Uma das possibilidades para isso é que seja uma poeira cósmica. No entanto, não faz sentido ela desaparecer em todos os outros filtros. Uma outra hipótese é que ela seja a presença do hélio, sendo mais específico, o hélio neutro.

“Quando eu estava olhando em volta, comecei a ver todas aquelas sombras escuras ao redor das coisas. E isso está nos números mais tarde. E está só nesse filtro, exclusivamente nesse filtro. Essas sombras não existem em nenhum outro comprimento de onda com o telescópio Hubble ou com o JWST”, disse o Dr. Mark McCaughrean, Conselheiro Sênior de Ciência e Exploração da Agência Espacial Europeia.

Segundo McCaughrean, alguns estudiosos acreditam que essa descoberta feita pelo telescópio é muito mais interessante do que os JuMBOs.

Mais descobertas

Canaltech

Além dessas descobertas, o telescópio também mostrou mais coisas aos pesquisadores, como por exemplo esse exoplaneta K2-18 b, que está a 120 anos-luz do nosso planeta e tem moléculas com carbono em sua estrutura diferente. Essa descoberta foi possível por conta dos dados capturados pelo telescópio e dá ainda mais embasamento para a possibilidade do planeta ter uma atmosfera potencialmente rica em hidrogênio e uma superfície coberta por um oceano de água líquida.

As primeiras descobertas sobre esse planeta e suas propriedades atmosféricas foram possíveis graças ao telescópio Hubble. Contudo, ainda não foram totalmente compreendidas pelos astrônomos as características atmosféricas do K2-18 b por conta do tamanho dele. Isso porque ele tem proporções que fazem-no ficar entre o tamanho da Terra e de Netuno.

Por conta disso, não existe nenhum planeta no nosso sistema solar que tenha um tamanho parecido. Além disso, não existem também muitos planetas análogos a ele, o que faz com que o K2-18 b, conhecido como subnetuno, seja pouco entendido, especialmente em sua atmosfera.

Nesse caso em específico, existe uma possibilidade de que a atmosfera dele seja do tipo Hycean, que é aquela que combina hidrogênio e oceano. Então, esse planeta maior que a Terra e menor que Netuno pode ser coberto por uma atmosfera de hidrogênio e ter oceanos de água líquida.

“Tradicionalmente, a busca por vida em exoplanetas foi focada primariamente em planetas rochosos menores, mas os Hycean maiores são significativamente mais condutores a observações atmosféricas”, disse Nikku Madhusudhan, autor principal do novo estudo.

Segundo os novos dados obtidos pelo telescópio, existe uma abundância de metano e dióxido de carbono. Também foi visto amônia, em uma quantidade baixa, o que é mais uma evidência para a hipótese de que o planeta tenha um oceano embaixo da sua atmosfera. No entanto, mesmo que esse oceano exista, o K2-18 b pode ser muito quente para que exista vida ou até mesmo a água em seu estado líquido.
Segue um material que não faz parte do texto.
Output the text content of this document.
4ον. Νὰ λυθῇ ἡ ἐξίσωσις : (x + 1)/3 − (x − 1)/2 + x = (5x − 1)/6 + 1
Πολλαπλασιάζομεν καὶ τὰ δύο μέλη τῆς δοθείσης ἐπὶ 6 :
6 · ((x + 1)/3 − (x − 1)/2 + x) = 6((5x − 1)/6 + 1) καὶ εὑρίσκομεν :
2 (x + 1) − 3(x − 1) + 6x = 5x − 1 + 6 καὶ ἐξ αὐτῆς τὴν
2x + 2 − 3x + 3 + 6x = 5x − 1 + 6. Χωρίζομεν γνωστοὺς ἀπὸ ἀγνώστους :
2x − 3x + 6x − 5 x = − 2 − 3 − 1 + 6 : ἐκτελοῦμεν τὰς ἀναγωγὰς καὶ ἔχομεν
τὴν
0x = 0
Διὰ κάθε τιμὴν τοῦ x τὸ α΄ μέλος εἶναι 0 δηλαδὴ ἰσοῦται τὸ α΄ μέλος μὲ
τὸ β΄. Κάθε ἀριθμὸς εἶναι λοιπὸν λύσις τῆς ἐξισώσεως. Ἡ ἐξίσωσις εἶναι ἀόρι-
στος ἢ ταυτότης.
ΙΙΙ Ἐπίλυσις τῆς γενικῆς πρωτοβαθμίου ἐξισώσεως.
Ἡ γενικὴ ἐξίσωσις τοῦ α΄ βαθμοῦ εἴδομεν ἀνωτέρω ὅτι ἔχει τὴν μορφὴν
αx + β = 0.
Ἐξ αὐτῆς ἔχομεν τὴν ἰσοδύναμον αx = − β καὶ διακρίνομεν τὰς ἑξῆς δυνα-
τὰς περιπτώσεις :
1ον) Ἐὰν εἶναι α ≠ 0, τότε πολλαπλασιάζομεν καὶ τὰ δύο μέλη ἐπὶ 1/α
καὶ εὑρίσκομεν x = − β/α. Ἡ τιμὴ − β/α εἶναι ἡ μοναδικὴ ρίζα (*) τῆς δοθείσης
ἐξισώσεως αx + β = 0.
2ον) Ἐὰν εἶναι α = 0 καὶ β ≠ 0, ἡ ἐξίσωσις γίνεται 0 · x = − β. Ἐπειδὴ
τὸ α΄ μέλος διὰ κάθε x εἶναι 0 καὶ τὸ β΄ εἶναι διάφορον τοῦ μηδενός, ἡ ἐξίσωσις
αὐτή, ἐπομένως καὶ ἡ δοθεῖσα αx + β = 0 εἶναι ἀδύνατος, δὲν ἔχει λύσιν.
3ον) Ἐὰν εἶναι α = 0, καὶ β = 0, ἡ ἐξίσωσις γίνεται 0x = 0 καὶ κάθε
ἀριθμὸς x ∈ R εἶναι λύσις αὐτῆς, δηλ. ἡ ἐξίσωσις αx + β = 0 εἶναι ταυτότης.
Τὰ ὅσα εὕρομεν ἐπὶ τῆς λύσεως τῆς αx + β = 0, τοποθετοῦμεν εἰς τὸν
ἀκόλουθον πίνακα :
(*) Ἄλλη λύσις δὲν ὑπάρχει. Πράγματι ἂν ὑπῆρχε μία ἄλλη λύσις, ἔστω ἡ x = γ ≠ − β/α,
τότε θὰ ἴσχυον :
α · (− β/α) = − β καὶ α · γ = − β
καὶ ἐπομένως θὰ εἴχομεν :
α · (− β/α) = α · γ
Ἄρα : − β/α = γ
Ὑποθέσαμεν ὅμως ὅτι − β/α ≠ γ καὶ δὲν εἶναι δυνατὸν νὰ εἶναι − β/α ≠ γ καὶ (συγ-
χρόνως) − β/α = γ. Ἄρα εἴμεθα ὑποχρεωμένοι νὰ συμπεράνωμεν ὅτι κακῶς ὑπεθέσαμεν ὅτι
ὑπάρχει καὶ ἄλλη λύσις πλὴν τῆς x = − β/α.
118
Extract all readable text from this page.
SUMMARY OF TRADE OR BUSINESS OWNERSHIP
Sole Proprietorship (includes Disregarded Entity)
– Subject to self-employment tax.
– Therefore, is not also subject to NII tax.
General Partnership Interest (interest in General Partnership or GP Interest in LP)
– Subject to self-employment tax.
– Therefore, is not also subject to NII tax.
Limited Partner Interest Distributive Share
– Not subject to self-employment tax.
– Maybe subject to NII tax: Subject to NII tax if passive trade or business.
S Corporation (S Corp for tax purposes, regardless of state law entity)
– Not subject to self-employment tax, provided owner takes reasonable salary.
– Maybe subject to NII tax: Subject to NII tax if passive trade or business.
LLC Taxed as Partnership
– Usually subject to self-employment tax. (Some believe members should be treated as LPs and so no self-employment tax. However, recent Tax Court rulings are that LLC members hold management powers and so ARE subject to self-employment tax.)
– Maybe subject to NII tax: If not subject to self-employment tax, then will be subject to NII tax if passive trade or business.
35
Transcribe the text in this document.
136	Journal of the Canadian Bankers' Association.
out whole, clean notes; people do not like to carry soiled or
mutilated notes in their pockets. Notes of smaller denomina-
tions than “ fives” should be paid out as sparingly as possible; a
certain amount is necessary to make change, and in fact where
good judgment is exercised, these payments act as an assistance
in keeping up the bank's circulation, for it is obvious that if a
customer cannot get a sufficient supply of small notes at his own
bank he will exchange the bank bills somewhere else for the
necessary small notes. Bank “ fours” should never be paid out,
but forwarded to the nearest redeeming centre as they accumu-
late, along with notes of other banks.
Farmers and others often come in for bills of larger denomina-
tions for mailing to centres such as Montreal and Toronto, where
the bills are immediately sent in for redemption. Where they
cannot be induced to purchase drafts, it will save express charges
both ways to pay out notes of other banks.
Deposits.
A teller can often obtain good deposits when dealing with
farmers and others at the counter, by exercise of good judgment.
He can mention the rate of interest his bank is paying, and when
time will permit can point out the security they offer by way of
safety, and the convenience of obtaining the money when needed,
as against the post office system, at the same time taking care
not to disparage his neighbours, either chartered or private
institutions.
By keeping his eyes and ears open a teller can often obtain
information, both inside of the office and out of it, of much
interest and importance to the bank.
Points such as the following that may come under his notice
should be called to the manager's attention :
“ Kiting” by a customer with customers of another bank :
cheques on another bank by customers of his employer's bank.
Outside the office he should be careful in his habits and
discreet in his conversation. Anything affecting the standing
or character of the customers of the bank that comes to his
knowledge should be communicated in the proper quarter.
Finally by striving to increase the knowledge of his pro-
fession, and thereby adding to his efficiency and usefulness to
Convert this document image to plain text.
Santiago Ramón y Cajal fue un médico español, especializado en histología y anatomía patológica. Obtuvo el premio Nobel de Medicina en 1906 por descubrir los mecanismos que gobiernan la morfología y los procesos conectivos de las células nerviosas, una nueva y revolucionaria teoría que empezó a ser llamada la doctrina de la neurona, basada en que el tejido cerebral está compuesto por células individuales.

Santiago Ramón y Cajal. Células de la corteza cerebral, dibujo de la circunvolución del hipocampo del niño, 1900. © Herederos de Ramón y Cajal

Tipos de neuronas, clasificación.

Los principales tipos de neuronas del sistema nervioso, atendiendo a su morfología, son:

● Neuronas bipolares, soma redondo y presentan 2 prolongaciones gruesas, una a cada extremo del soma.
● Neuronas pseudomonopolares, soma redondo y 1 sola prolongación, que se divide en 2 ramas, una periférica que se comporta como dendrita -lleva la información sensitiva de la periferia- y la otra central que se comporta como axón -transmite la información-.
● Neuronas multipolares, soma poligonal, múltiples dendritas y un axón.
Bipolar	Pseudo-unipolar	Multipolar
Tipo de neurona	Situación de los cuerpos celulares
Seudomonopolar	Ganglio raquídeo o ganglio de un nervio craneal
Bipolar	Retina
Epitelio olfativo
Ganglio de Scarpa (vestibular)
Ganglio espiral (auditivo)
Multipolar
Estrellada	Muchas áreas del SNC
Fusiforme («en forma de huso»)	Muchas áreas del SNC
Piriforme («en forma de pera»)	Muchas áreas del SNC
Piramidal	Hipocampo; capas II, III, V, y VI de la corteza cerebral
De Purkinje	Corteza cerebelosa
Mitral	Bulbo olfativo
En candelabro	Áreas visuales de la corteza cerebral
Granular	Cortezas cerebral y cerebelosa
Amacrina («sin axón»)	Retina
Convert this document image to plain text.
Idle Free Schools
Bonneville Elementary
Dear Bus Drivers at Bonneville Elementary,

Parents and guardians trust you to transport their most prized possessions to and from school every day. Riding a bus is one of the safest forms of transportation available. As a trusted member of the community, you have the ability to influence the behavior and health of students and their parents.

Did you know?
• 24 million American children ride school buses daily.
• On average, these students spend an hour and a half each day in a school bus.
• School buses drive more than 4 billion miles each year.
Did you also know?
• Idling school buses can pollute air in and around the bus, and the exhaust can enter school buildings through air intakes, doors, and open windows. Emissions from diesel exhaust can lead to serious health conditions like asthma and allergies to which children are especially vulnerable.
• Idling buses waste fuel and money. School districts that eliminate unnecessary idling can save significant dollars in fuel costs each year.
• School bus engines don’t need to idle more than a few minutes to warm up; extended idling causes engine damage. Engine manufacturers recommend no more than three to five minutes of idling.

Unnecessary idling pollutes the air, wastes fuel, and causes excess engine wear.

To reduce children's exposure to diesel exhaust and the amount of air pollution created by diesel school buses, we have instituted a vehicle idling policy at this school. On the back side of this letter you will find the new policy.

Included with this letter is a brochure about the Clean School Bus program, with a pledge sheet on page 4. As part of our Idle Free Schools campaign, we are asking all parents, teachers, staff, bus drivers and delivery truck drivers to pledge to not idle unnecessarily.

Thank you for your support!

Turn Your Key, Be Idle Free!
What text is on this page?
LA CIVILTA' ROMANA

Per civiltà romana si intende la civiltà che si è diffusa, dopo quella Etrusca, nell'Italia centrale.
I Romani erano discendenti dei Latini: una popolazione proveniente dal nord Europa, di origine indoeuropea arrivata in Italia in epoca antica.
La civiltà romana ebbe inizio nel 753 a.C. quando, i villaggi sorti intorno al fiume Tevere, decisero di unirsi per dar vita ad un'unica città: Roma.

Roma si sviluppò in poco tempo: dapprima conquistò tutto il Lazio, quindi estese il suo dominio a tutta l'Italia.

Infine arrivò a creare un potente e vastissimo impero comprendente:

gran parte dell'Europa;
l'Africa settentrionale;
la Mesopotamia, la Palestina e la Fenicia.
Outro ponto que os dados do telescópio mostraram foi uma possível detecção da molécula sulfeto de dimetila (DMS). No nosso planeta, ela é produzida por conta de processos biológicos. Nesse ponto, é preciso mais dados para que sua ocorrência seja confirmada.

No momento, a equipe está planejando fazer novos estudos usando o instrumento Mid-InfraRed Instrument (MIRI), do James Webb, para conseguir uma validação do que eles já sabem a respeito do planeta, além de fazer novas descobertas.